Author: Claudia Strauss
Publisher: Cambridge University Press
Published: 2012-10-15
Total Pages: 453
ISBN-13: 1107019923
DOWNLOAD EBOOKThis book proposes that Americans form views on immigration and social welfare programs from conventional ways of speaking rather than from ideologies.
Author: S. Kumlin
Publisher: Palgrave Macmillan
Published: 2004-07-22
Total Pages: 260
ISBN-13: 9781349528172
DOWNLOAD EBOOKThis study investigates the extent to which personal welfare state experiences affect general political orientations and attitudes. What are the political effects when a person is discontent with some aspect of, say, the particular health services or the public kindergartens that she has been in personal contact with? Do they lose faith in the welfare state or in leftist ideas about large-scale state intervention in society? Do they take their negative experiences as a sign that the political system and its politicians are not functioning satisfactorily? Will their inclination to support the governing party drop?

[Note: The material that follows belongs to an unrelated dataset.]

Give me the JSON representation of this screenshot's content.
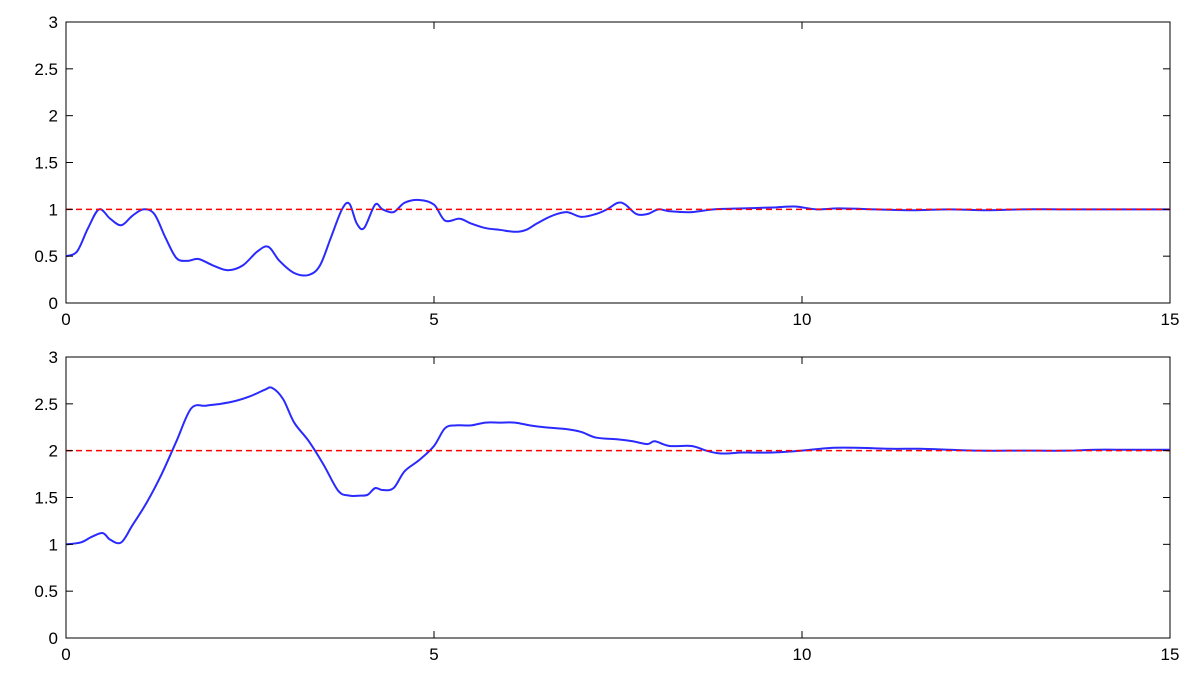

And if so, how strong are the political effects of personal welfare state experiences compared to those of other, more well-known, explanatory factors? Addressing these and other questions, this study develops a theoretical framework that incorporates insights from a multitude of research traditions, including research on the welfare state, voting behaviour, social psychology, rational choice theory, political psychology, and institutional theory. The framework is tested empirically using Swedish primary survey data collected under the auspices of the 1999 West Sweden SOM Survey, and the 1999 Swedish European Parliament Election Study.
Author: Gary Taylor
Publisher: Bloomsbury Publishing
Published: 2006-12-07
Total Pages: 200
ISBN-13: 0230214037
DOWNLOAD EBOOKThis book introduces students to the diversity of theoretical perspectives on welfare, both illuminating the distinctiveness of each ideology and highlighting important continuities in thought. It goes on to illustrate how these theories are reflected in and challenge the development of welfare policy.
Author: Gosta Esping-Andersen
Publisher: John Wiley & Sons
Published: 2013-05-29
Total Pages: 322
ISBN-13: 0745666752
DOWNLOAD EBOOKFew discussions in modern social science have occupied as much attention as the changing nature of welfare states in western societies. Gosta Esping-Andersen, one of the most distinguished contributors to current debates on this issue, here provides a new analysis of the character and role of welfare states in the functioning of contemporary advanced western societies. Esping-Andersen distinguishes several major types of welfare state, connecting these with variations in the historical development of different western countries. Current economic processes, the author argues, such as those moving towards a post-industrial order, are not shaped by autonomous market forces but by the nature of states and state differences. Fully informed by comparative materials, this book will have great appeal to everyone working on issues of economic development and post-industrialism. Its audience will include students and academics in sociology, economics and politics.